Quand le litre de lait normand passera à 5 euros, je serai fier de savoir que c’est mon choix souverain.

Source pour comprendre la barnum énergétique européen : https://www.touteleurope.eu/economie-et-social/energie-comment-fonctionne-le-marche-europeen-de-l-electricite/

Petites notes

  1. Corrosion des circuits de refroidissement de nombreux réacteurs nucléaires (mise à l’arrêt forcée), et fermeture de la centrale de Fessenheim (pour une réduction à terme de 50% de notre production d’énergie nucléaire au profit du renouvelable).
  2. Le prix de vente de l’électricité aux clients est indexé sur le coût de production de la dernière centrale mobilisée.

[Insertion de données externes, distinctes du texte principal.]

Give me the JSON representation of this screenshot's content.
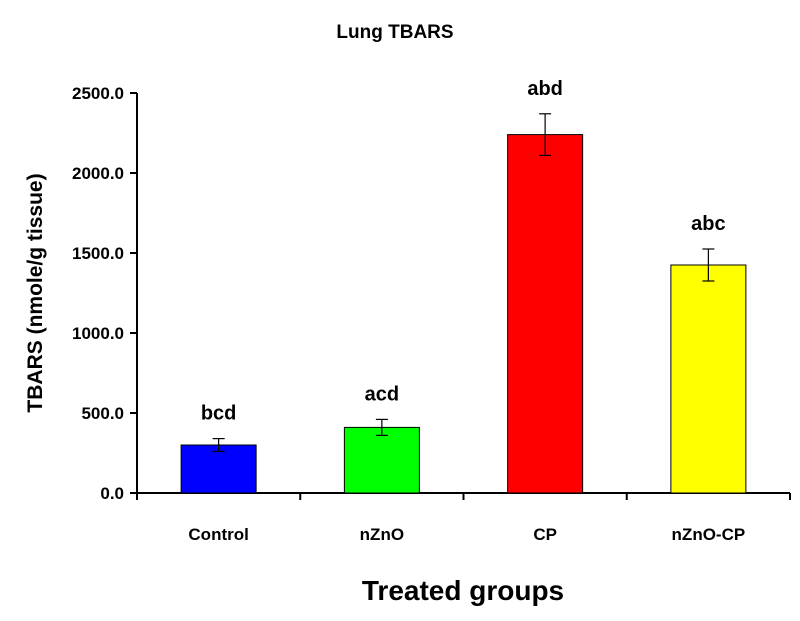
{
  "chart_data": {
    "type": "bar",
    "title": "Lung TBARS",
    "xlabel": "Treated groups",
    "ylabel": "TBARS (nmole/g tissue)",
    "ylim": [
      0,
      2500
    ],
    "yticks": [
      "0.0",
      "500.0",
      "1000.0",
      "1500.0",
      "2000.0",
      "2500.0"
    ],
    "categories": [
      "Control",
      "nZnO",
      "CP",
      "nZnO-CP"
    ],
    "values": [
      300,
      410,
      2240,
      1425
    ],
    "errors": [
      40,
      50,
      130,
      100
    ],
    "significance_labels": [
      "bcd",
      "acd",
      "abd",
      "abc"
    ],
    "colors": [
      "#0000ff",
      "#00ff00",
      "#ff0000",
      "#ffff00"
    ],
    "grid": false,
    "legend": "none"
  }
}
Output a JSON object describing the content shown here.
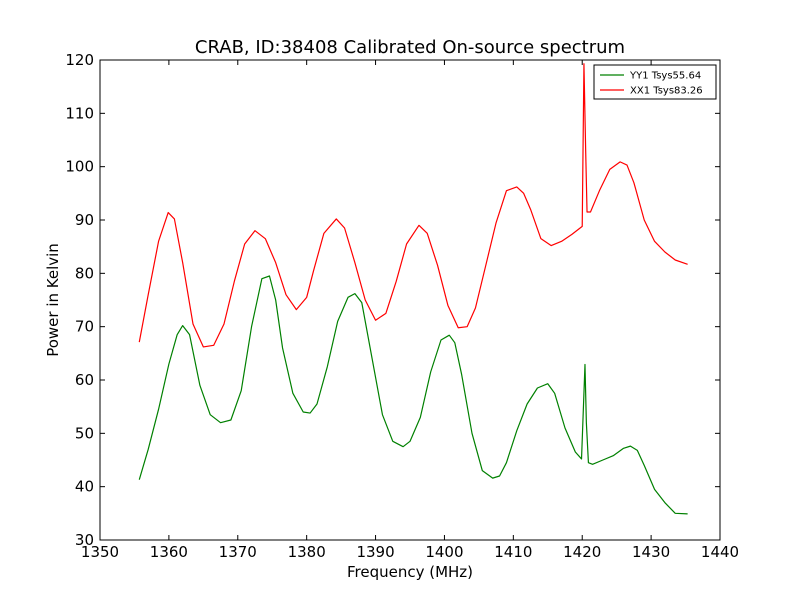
{
  "chart_data": {
    "type": "line",
    "title": "CRAB, ID:38408 Calibrated On-source spectrum",
    "xlabel": "Frequency (MHz)",
    "ylabel": "Power in Kelvin",
    "xlim": [
      1350,
      1440
    ],
    "ylim": [
      30,
      120
    ],
    "xticks": [
      "1350",
      "1360",
      "1370",
      "1380",
      "1390",
      "1400",
      "1410",
      "1420",
      "1430",
      "1440"
    ],
    "yticks": [
      "30",
      "40",
      "50",
      "60",
      "70",
      "80",
      "90",
      "100",
      "110",
      "120"
    ],
    "grid": false,
    "legend_position": "top-right",
    "series": [
      {
        "name": "YY1 Tsys55.64",
        "color": "#008000",
        "x": [
          1355.7,
          1357,
          1358.5,
          1360,
          1361.2,
          1362,
          1363,
          1364.5,
          1366,
          1367.5,
          1369,
          1370.5,
          1372,
          1373.5,
          1374.6,
          1375.5,
          1376.5,
          1378,
          1379.5,
          1380.5,
          1381.5,
          1383,
          1384.5,
          1386,
          1387,
          1388,
          1389.5,
          1391,
          1392.5,
          1394,
          1395,
          1396.5,
          1398,
          1399.5,
          1400.7,
          1401.5,
          1402.5,
          1404,
          1405.5,
          1407,
          1408,
          1409,
          1410.5,
          1412,
          1413.5,
          1415,
          1416,
          1417.5,
          1419,
          1419.9,
          1420.4,
          1420.6,
          1420.9,
          1421.5,
          1423,
          1424.5,
          1426,
          1427,
          1428,
          1429,
          1430.5,
          1432,
          1433.5,
          1435.3
        ],
        "y": [
          41.3,
          47,
          54.5,
          63,
          68.5,
          70.2,
          68.5,
          59,
          53.5,
          52,
          52.5,
          58,
          70,
          79,
          79.5,
          75,
          66,
          57.5,
          54,
          53.8,
          55.5,
          62.5,
          71,
          75.5,
          76.2,
          74.5,
          64,
          53.5,
          48.5,
          47.5,
          48.5,
          53,
          61.5,
          67.5,
          68.4,
          67,
          61,
          50,
          43,
          41.6,
          42,
          44.5,
          50.5,
          55.5,
          58.5,
          59.3,
          57.5,
          51,
          46.5,
          45.2,
          62.9,
          52,
          44.5,
          44.2,
          45,
          45.8,
          47.2,
          47.6,
          46.8,
          44,
          39.5,
          37,
          35,
          34.9
        ]
      },
      {
        "name": "XX1 Tsys83.26",
        "color": "#ff0000",
        "x": [
          1355.7,
          1357,
          1358.5,
          1359.9,
          1360.8,
          1362,
          1363.5,
          1365,
          1366.5,
          1368,
          1369.5,
          1371,
          1372.5,
          1374,
          1375.5,
          1377,
          1378.5,
          1380,
          1381,
          1382.5,
          1384.3,
          1385.5,
          1387,
          1388.5,
          1390,
          1391.5,
          1393,
          1394.5,
          1396.3,
          1397.5,
          1399,
          1400.5,
          1402,
          1403.3,
          1404.5,
          1406,
          1407.5,
          1409,
          1410.5,
          1411.5,
          1412.5,
          1414,
          1415.5,
          1417,
          1418.5,
          1420,
          1420.25,
          1420.5,
          1420.7,
          1421.2,
          1422.5,
          1424,
          1425.5,
          1426.5,
          1427.5,
          1429,
          1430.5,
          1432,
          1433.5,
          1435.3
        ],
        "y": [
          67.1,
          76,
          86,
          91.4,
          90.2,
          82,
          70.5,
          66.2,
          66.5,
          70.5,
          78.5,
          85.5,
          88,
          86.5,
          82,
          76,
          73.2,
          75.5,
          80.5,
          87.5,
          90.2,
          88.5,
          82,
          75,
          71.2,
          72.5,
          78.5,
          85.5,
          89,
          87.5,
          81.5,
          74,
          69.8,
          70,
          73.5,
          81.5,
          89.5,
          95.5,
          96.2,
          95,
          92,
          86.5,
          85.2,
          86,
          87.3,
          88.8,
          119.3,
          103,
          91.5,
          91.5,
          95.5,
          99.5,
          100.9,
          100.3,
          97,
          90,
          86,
          84,
          82.5,
          81.7
        ]
      }
    ]
  }
}
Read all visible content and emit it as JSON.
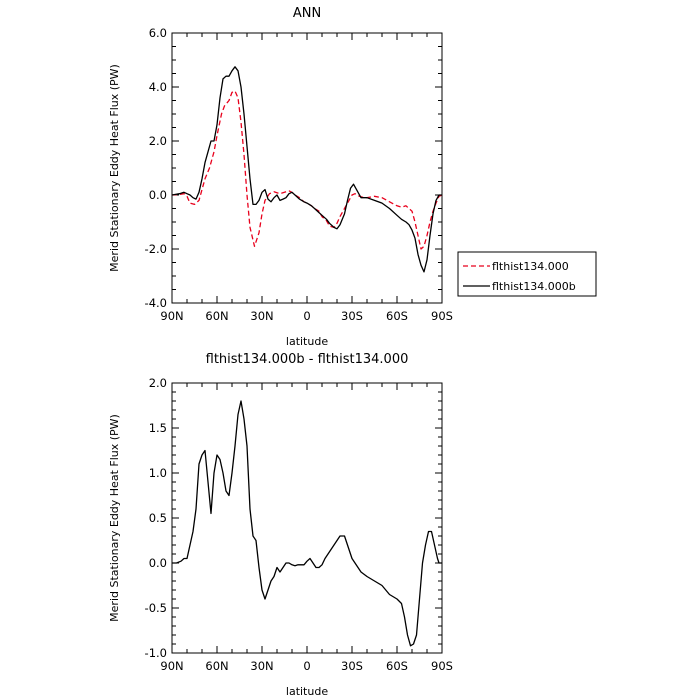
{
  "chart_data": [
    {
      "type": "line",
      "title": "ANN",
      "xlabel": "latitude",
      "ylabel": "Merid Stationary Eddy Heat Flux (PW)",
      "xlim": [
        90,
        -90
      ],
      "ylim": [
        -4,
        6
      ],
      "x_ticks": [
        90,
        60,
        30,
        0,
        -30,
        -60,
        -90
      ],
      "x_tick_labels": [
        "90N",
        "60N",
        "30N",
        "0",
        "30S",
        "60S",
        "90S"
      ],
      "y_ticks": [
        -4,
        -2,
        0,
        2,
        4,
        6
      ],
      "y_tick_labels": [
        "-4.0",
        "-2.0",
        "0.0",
        "2.0",
        "4.0",
        "6.0"
      ],
      "grid": false,
      "legend_position": "right",
      "series": [
        {
          "name": "flthist134.000",
          "color": "#e8001c",
          "dash": "dashed",
          "x": [
            90,
            85,
            82,
            80,
            78,
            75,
            72,
            70,
            68,
            65,
            62,
            60,
            57,
            55,
            52,
            50,
            48,
            46,
            44,
            42,
            40,
            38,
            35,
            32,
            30,
            28,
            25,
            22,
            18,
            15,
            12,
            10,
            8,
            5,
            2,
            0,
            -3,
            -5,
            -8,
            -10,
            -13,
            -15,
            -18,
            -20,
            -22,
            -25,
            -28,
            -30,
            -32,
            -35,
            -38,
            -40,
            -45,
            -50,
            -55,
            -60,
            -63,
            -66,
            -70,
            -72,
            -74,
            -76,
            -78,
            -80,
            -82,
            -84,
            -86,
            -88,
            -90
          ],
          "y": [
            0.0,
            0.02,
            0.05,
            -0.05,
            -0.3,
            -0.35,
            -0.2,
            0.2,
            0.6,
            1.0,
            1.6,
            2.2,
            3.0,
            3.3,
            3.5,
            3.8,
            3.85,
            3.6,
            2.7,
            1.5,
            0.0,
            -1.2,
            -1.9,
            -1.4,
            -0.7,
            -0.2,
            0.05,
            0.12,
            0.05,
            0.1,
            0.15,
            0.1,
            0.0,
            -0.1,
            -0.25,
            -0.3,
            -0.4,
            -0.5,
            -0.6,
            -0.8,
            -0.95,
            -1.15,
            -1.2,
            -1.05,
            -0.8,
            -0.5,
            -0.2,
            0.0,
            0.05,
            -0.05,
            -0.1,
            -0.1,
            -0.05,
            -0.1,
            -0.25,
            -0.4,
            -0.45,
            -0.4,
            -0.6,
            -1.0,
            -1.5,
            -2.0,
            -1.9,
            -1.5,
            -1.0,
            -0.6,
            -0.3,
            -0.05,
            0.0
          ]
        },
        {
          "name": "flthist134.000b",
          "color": "#000000",
          "dash": "solid",
          "x": [
            90,
            85,
            82,
            80,
            78,
            76,
            74,
            72,
            70,
            68,
            66,
            64,
            62,
            60,
            58,
            56,
            54,
            52,
            50,
            48,
            46,
            44,
            42,
            40,
            38,
            36,
            34,
            32,
            30,
            28,
            26,
            24,
            22,
            20,
            18,
            16,
            14,
            12,
            10,
            8,
            5,
            2,
            0,
            -3,
            -5,
            -8,
            -10,
            -13,
            -15,
            -18,
            -20,
            -22,
            -25,
            -27,
            -29,
            -31,
            -33,
            -36,
            -40,
            -45,
            -50,
            -55,
            -60,
            -63,
            -66,
            -68,
            -70,
            -72,
            -74,
            -76,
            -78,
            -80,
            -82,
            -84,
            -86,
            -88,
            -90
          ],
          "y": [
            0.0,
            0.05,
            0.1,
            0.05,
            0.0,
            -0.1,
            -0.15,
            0.1,
            0.6,
            1.2,
            1.6,
            2.0,
            2.0,
            2.6,
            3.6,
            4.3,
            4.4,
            4.4,
            4.6,
            4.75,
            4.6,
            4.0,
            3.0,
            1.8,
            0.6,
            -0.35,
            -0.35,
            -0.2,
            0.1,
            0.2,
            -0.15,
            -0.25,
            -0.1,
            0.0,
            -0.2,
            -0.15,
            -0.1,
            0.05,
            0.1,
            0.0,
            -0.15,
            -0.25,
            -0.3,
            -0.4,
            -0.5,
            -0.65,
            -0.75,
            -0.9,
            -1.05,
            -1.2,
            -1.25,
            -1.1,
            -0.7,
            -0.2,
            0.25,
            0.4,
            0.2,
            -0.1,
            -0.1,
            -0.2,
            -0.3,
            -0.5,
            -0.75,
            -0.9,
            -1.0,
            -1.1,
            -1.3,
            -1.6,
            -2.2,
            -2.6,
            -2.85,
            -2.4,
            -1.5,
            -0.7,
            -0.2,
            0.0,
            0.0
          ]
        }
      ]
    },
    {
      "type": "line",
      "title": "flthist134.000b - flthist134.000",
      "xlabel": "latitude",
      "ylabel": "Merid Stationary Eddy Heat Flux (PW)",
      "xlim": [
        90,
        -90
      ],
      "ylim": [
        -1.0,
        2.0
      ],
      "x_ticks": [
        90,
        60,
        30,
        0,
        -30,
        -60,
        -90
      ],
      "x_tick_labels": [
        "90N",
        "60N",
        "30N",
        "0",
        "30S",
        "60S",
        "90S"
      ],
      "y_ticks": [
        -1.0,
        -0.5,
        0.0,
        0.5,
        1.0,
        1.5,
        2.0
      ],
      "y_tick_labels": [
        "-1.0",
        "-0.5",
        "0.0",
        "0.5",
        "1.0",
        "1.5",
        "2.0"
      ],
      "grid": false,
      "series": [
        {
          "color": "#000000",
          "dash": "solid",
          "x": [
            90,
            87,
            84,
            82,
            80,
            78,
            76,
            74,
            72,
            70,
            68,
            66,
            64,
            62,
            60,
            58,
            56,
            54,
            52,
            50,
            48,
            46,
            44,
            42,
            40,
            38,
            36,
            34,
            32,
            30,
            28,
            26,
            24,
            22,
            20,
            18,
            16,
            14,
            12,
            10,
            8,
            6,
            4,
            2,
            0,
            -2,
            -4,
            -6,
            -8,
            -10,
            -12,
            -14,
            -16,
            -18,
            -20,
            -22,
            -25,
            -28,
            -30,
            -32,
            -34,
            -36,
            -40,
            -45,
            -50,
            -55,
            -60,
            -63,
            -65,
            -67,
            -69,
            -71,
            -73,
            -75,
            -77,
            -79,
            -81,
            -83,
            -85,
            -87,
            -88,
            -90
          ],
          "y": [
            0.0,
            0.0,
            0.02,
            0.05,
            0.05,
            0.2,
            0.35,
            0.6,
            1.1,
            1.2,
            1.25,
            0.9,
            0.55,
            1.0,
            1.2,
            1.15,
            1.0,
            0.8,
            0.75,
            1.0,
            1.3,
            1.65,
            1.8,
            1.6,
            1.3,
            0.6,
            0.3,
            0.25,
            -0.05,
            -0.3,
            -0.4,
            -0.3,
            -0.2,
            -0.15,
            -0.05,
            -0.1,
            -0.05,
            0.0,
            0.0,
            -0.02,
            -0.03,
            -0.02,
            -0.02,
            -0.02,
            0.02,
            0.05,
            0.0,
            -0.05,
            -0.05,
            -0.02,
            0.05,
            0.1,
            0.15,
            0.2,
            0.25,
            0.3,
            0.3,
            0.15,
            0.05,
            0.0,
            -0.05,
            -0.1,
            -0.15,
            -0.2,
            -0.25,
            -0.35,
            -0.4,
            -0.45,
            -0.6,
            -0.8,
            -0.92,
            -0.9,
            -0.8,
            -0.4,
            0.0,
            0.2,
            0.35,
            0.35,
            0.2,
            0.05,
            0.0,
            0.0
          ]
        }
      ]
    }
  ]
}
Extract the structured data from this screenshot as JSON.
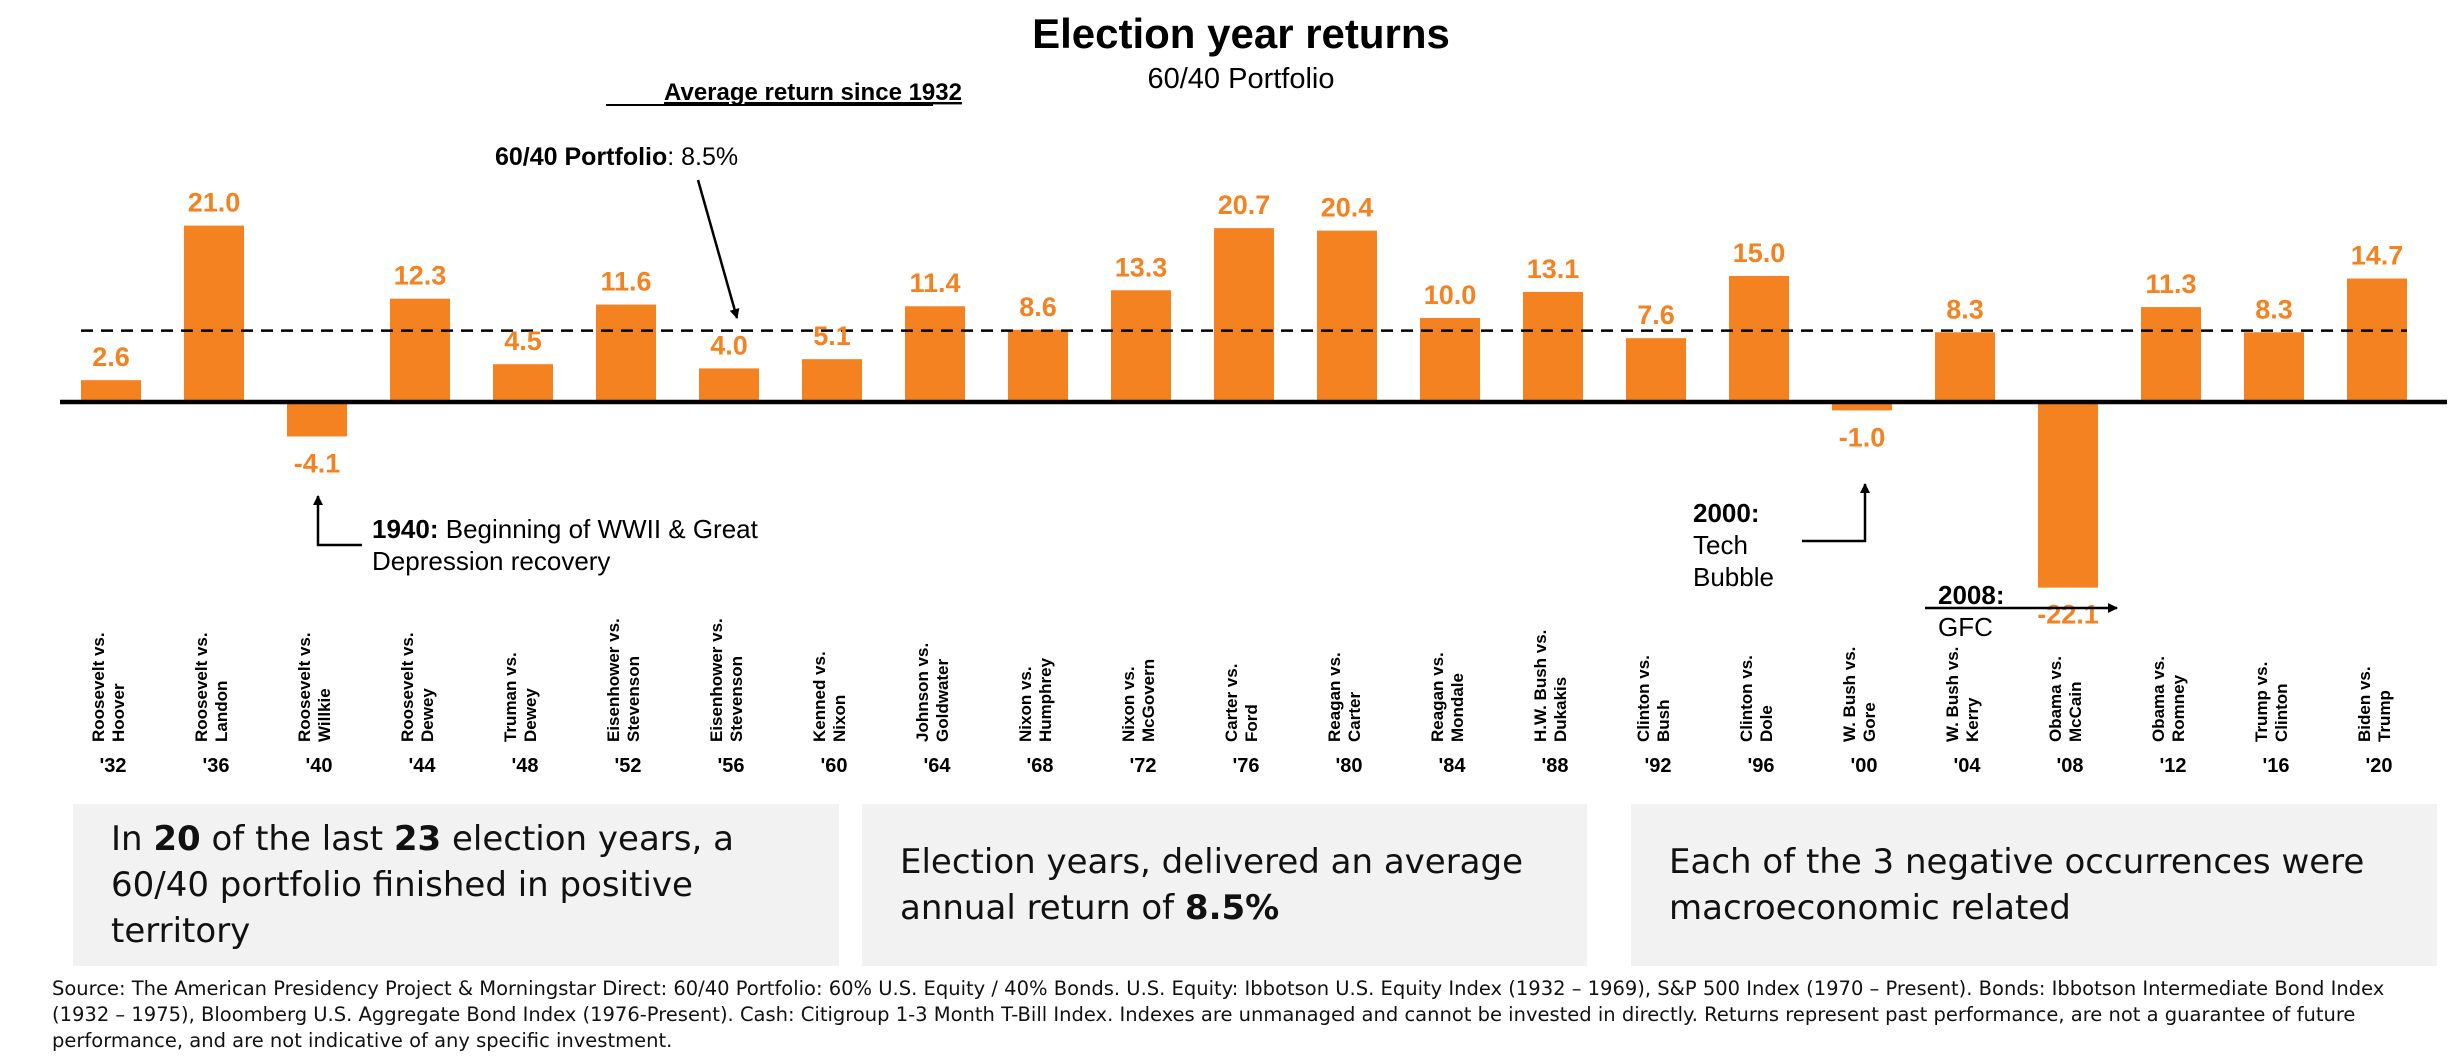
{
  "chart_data": {
    "type": "bar",
    "title": "Election year returns",
    "subtitle": "60/40 Portfolio",
    "years": [
      "'32",
      "'36",
      "'40",
      "'44",
      "'48",
      "'52",
      "'56",
      "'60",
      "'64",
      "'68",
      "'72",
      "'76",
      "'80",
      "'84",
      "'88",
      "'92",
      "'96",
      "'00",
      "'04",
      "'08",
      "'12",
      "'16",
      "'20"
    ],
    "matchups": [
      [
        "Roosevelt vs.",
        "Hoover"
      ],
      [
        "Roosevelt vs.",
        "Landon"
      ],
      [
        "Roosevelt vs.",
        "Willkie"
      ],
      [
        "Roosevelt vs.",
        "Dewey"
      ],
      [
        "Truman vs.",
        "Dewey"
      ],
      [
        "Eisenhower vs.",
        "Stevenson"
      ],
      [
        "Eisenhower vs.",
        "Stevenson"
      ],
      [
        "Kenned vs.",
        "Nixon"
      ],
      [
        "Johnson vs.",
        "Goldwater"
      ],
      [
        "Nixon vs.",
        "Humphrey"
      ],
      [
        "Nixon vs.",
        "McGovern"
      ],
      [
        "Carter vs.",
        "Ford"
      ],
      [
        "Reagan vs.",
        "Carter"
      ],
      [
        "Reagan vs.",
        "Mondale"
      ],
      [
        "H.W. Bush vs.",
        "Dukakis"
      ],
      [
        "Clinton vs.",
        "Bush"
      ],
      [
        "Clinton vs.",
        "Dole"
      ],
      [
        "W. Bush vs.",
        "Gore"
      ],
      [
        "W. Bush vs.",
        "Kerry"
      ],
      [
        "Obama vs.",
        "McCain"
      ],
      [
        "Obama vs.",
        "Romney"
      ],
      [
        "Trump vs.",
        "Clinton"
      ],
      [
        "Biden vs.",
        "Trump"
      ]
    ],
    "values": [
      2.6,
      21.0,
      -4.1,
      12.3,
      4.5,
      11.6,
      4.0,
      5.1,
      11.4,
      8.6,
      13.3,
      20.7,
      20.4,
      10.0,
      13.1,
      7.6,
      15.0,
      -1.0,
      8.3,
      -22.1,
      11.3,
      8.3,
      14.7
    ],
    "average": 8.5,
    "bar_color": "#f58220",
    "label_color": "#f58220"
  },
  "average_box": {
    "heading": "Average return since 1932",
    "label_bold": "60/40 Portfolio",
    "label_value": ": 8.5%"
  },
  "annotations": {
    "a1940": {
      "bold": "1940:",
      "line1": " Beginning of WWII & Great",
      "line2": "Depression recovery"
    },
    "a2000": {
      "line1": "2000:",
      "line2": "Tech",
      "line3": "Bubble"
    },
    "a2008": {
      "line1": "2008:",
      "line2": "GFC"
    }
  },
  "boxes": [
    {
      "parts": [
        [
          "In ",
          false
        ],
        [
          "20",
          true
        ],
        [
          " of the last ",
          false
        ],
        [
          "23",
          true
        ],
        [
          " election years, a 60/40 portfolio finished in positive territory",
          false
        ]
      ]
    },
    {
      "parts": [
        [
          "Election years, delivered an average annual return of ",
          false
        ],
        [
          "8.5%",
          true
        ]
      ]
    },
    {
      "parts": [
        [
          "Each of the 3 negative occurrences were macroeconomic related",
          false
        ]
      ]
    }
  ],
  "source": "Source: The American Presidency Project & Morningstar Direct: 60/40 Portfolio: 60% U.S. Equity / 40% Bonds. U.S. Equity: Ibbotson U.S. Equity Index (1932 – 1969), S&P 500 Index (1970 – Present). Bonds: Ibbotson Intermediate Bond Index (1932 – 1975), Bloomberg U.S. Aggregate Bond Index (1976-Present). Cash: Citigroup 1-3 Month T-Bill Index. Indexes are unmanaged and cannot be invested in directly. Returns represent past performance, are not a guarantee of future performance, and are not indicative of any specific investment."
}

Cette mobilisation se fait par ordre croissant de coût (taxe carbone comprise) : donc moins la part produite par le nucléaire et les énergies renouvelables suffit à satisfaire la demande, plus le consommateur paiera son électricité au tarif des centrales à gaz qui ont été mobilisées.
  3. Le prix du gaz a été multiplié par 20 avec la guerre en Ukraine, la sécheresse a engendré une chute de la production hydroélectrique, et la crise Covid a réduit les effectifs disponibles pour la maintenance des centrales.
  4. Le mécanisme européen ARENH était censé bénéficier aux consommateurs : EDF vendrait à bas prix un quota bloqué de sa production aux fournisseurs alternatifs, ceux-ci s’engageant en contrepartie à investir dans la production d’énergies « propres » et peu chères. Sauf qu’ils ont majoritairement joué un jeu de « traders » et n’ont pas investi, et qu’ils doivent aujourd’hui s’approvisionner au prix de marché et répercuter le coût sur les factures.
  5. Pire encore : le quota cédé fait défaut à EDF du fait de la baisse de sa capacité nucléaire : il lui faut également racheter au prix fort, ce qu’il a cédé à prix plancher : un coût répercuté au consommateur – et qui affaiblit EDF qui doit respecter des tarifs régulés.